We synthesized and characterized a series of zwitterionic, acetate-terminated, quaternized amine diacyl lipids (AQ). These lipids have an inverted headgroup orientation as compared to naturally occurring phosphatidylcholine (PC) lipids; the cationic group is anchored at the membrane interface, while the anionic group extends into the aqueous phase. AQ lipids preferentially interact with highly polarizable anions (ClO(4)(-)) over less polarizable ions (Cl(-)), in accord with the Hofmeister series, as measured by the change in zeta potential of AQ liposomes. Conversely, AQ lipids have a weaker association with calcium than do PC lipids. The transition temperatures (Tm) of the AQ lipids are similar to the Tm observed with phosphatidylethanolamine (PE) lipids of the same chain length. AQ lipids form large lipid sheets after heating and sonication; however, in the presence of cholesterol (Chol), these lipids form stable liposomes that encapsulate carboxyfluorescein. The AQ:Chol liposomes retain their contents in the presence of serum at 37°C, and when injected intravenously into mice, their organ biodistribution is similar to that observed with PC:Chol liposomes. AQ lipids demonstrate that modulating the headgroup charge orientation significantly alters the biophysical properties of liposomes. For the drug carrier field, these new materials provide a non-phosphate containing zwitterlipid for the production of lipid vesicles.

Refactored M13 bacteriophage as a platform for tumor cell imaging and drug delivery.

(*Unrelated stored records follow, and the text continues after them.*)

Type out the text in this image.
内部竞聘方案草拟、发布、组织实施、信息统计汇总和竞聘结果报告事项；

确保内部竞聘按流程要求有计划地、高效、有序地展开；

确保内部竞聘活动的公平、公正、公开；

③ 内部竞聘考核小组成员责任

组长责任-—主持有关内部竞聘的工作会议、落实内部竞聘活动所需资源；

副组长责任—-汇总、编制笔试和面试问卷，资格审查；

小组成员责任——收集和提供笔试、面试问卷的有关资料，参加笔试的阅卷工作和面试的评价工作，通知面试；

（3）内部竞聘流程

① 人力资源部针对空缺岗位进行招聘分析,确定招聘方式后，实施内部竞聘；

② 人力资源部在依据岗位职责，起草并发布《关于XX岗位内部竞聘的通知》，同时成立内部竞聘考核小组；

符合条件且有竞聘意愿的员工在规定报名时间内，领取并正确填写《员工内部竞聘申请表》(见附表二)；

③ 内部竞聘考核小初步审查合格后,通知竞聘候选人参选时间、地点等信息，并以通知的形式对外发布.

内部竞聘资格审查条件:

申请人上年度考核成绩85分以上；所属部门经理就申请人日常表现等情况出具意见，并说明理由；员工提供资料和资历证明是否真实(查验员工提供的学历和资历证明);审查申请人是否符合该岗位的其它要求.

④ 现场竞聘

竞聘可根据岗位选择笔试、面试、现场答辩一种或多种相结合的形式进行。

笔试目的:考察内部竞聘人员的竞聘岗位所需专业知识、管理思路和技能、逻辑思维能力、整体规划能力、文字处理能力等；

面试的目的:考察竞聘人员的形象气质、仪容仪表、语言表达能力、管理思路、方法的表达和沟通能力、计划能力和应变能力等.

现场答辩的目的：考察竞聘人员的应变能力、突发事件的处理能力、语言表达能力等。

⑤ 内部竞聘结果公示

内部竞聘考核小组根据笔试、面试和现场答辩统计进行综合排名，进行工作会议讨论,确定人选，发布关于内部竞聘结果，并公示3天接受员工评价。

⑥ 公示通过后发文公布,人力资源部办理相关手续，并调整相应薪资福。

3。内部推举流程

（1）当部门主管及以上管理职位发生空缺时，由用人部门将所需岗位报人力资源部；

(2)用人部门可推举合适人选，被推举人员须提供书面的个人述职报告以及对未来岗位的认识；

M13 bacteriophage is a well-characterized platform for peptide display. The utility of the M13 display platform is derived from the ability to encode phage protein fusions with display peptides at the genomic level. However, the genome of the phage is complicated by overlaps of key genetic elements. These overlaps directly couple the coding sequence of one gene to the coding or regulatory sequence of another, making it difficult to alter one gene without disrupting the other. Specifically, overlap of the end of gene VII and the beginning of gene IX has prevented the functional genomic modification of the N-terminus of p9. By redesigning the M13 genome to physically separate these overlapping genetic elements, a process known as "refactoring," we enabled independent manipulation of gene VII and gene IX and the construction of the first N-terminal genomic modification of p9 for peptide display. We demonstrate the utility of this refactored genome by developing an M13 bacteriophage-based platform for targeted imaging of and drug delivery to prostate cancer cells in vitro. This successful use of refactoring principles to re-engineer a natural biological system strengthens the suggestion that natural genomes can be rationally designed for a number of applications.